Next target - Hillbilly Bread.
Except the hillbilly concept and stereotype was created entirely by white people about white people. So, not remotely similar.
How is this not similar? Are prosperous urban whites incapable of holding bitoted believes and displaying a disparaging attitude towards poor urban whites?
Never quite a hillbilly here but I have a lot of relatives who proudly wear the label redneck and think I'm kinda uppity because I got me one of them thar college educations and married one of them thar over educated college professors.
Here's the difference: Rich white people might own all of the means of production and might offer only slave wages, but white people they employ are not actually slaves and never have been slaves in the US. Even indentured servants were not slaves but rather were bound for a term that would end and they would be given their freedom. And their children would be free as well. White people have always been allowed to learn to read and write with no laws expressly forbidding literacy for white people. White people have always been allowed to own property and if male, to vote. White people could marry white people legally. White people could drink out of any water fountain they wanted, and likewise attend any school, go to any hospital, live in any neighborhood, sit wherever they wanted in the movie theater and so on. The children of a formerly indentured servant were indistinguishable from the children of any ordinary white person. And so on.
It absolutely could be brutally difficult to climb out of poverty for white people (many of my family being prime examples) but there were no laws specifically designed to keep them poor because they were white.
And about a billion other little things that make it very different.
Don't get me wrong. My family was poor during the Great Depression.
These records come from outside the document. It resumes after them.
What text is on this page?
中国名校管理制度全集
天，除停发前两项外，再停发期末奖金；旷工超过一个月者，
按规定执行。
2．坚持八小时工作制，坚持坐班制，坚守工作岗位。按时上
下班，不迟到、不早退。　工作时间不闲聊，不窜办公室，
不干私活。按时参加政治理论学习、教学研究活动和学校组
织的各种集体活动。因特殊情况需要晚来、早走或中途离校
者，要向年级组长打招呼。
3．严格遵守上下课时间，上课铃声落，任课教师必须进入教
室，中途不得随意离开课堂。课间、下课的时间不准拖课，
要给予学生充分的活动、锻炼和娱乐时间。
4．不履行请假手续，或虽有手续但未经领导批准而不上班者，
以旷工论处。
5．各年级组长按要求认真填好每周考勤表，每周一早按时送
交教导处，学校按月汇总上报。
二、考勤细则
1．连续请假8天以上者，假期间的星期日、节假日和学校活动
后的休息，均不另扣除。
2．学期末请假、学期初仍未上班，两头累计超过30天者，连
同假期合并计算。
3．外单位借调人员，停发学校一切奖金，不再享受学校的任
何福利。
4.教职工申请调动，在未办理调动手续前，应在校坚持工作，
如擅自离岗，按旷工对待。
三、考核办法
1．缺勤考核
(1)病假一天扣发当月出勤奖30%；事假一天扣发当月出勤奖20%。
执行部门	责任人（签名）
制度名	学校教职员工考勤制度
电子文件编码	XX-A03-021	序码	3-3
I know very well how society failed to help when my grandfather, a WWI veteran, had (service related) failing health and passed away, leaving a widow with 4 young children. I know how society failed my other grandparents when my grandmother suffered for years with what ultimately was fatal breast cancer. I know very well how valuable a good social safety net is because my family did not have any such safety net and those scars were born by my parents until the day they died. I know very well that some would have looked down on people like my grandparents---if everyone else weren't in almost the same boat and wasn't someways related or nearly so.
If you saw me walking down the street, you'd have no idea if my forebears were poor dirt farmers or lived in mansions in Philadelphia or NYC.
If I were black and had an American sounding name, you'd be very certain my great greats were slaves. And you'd be right.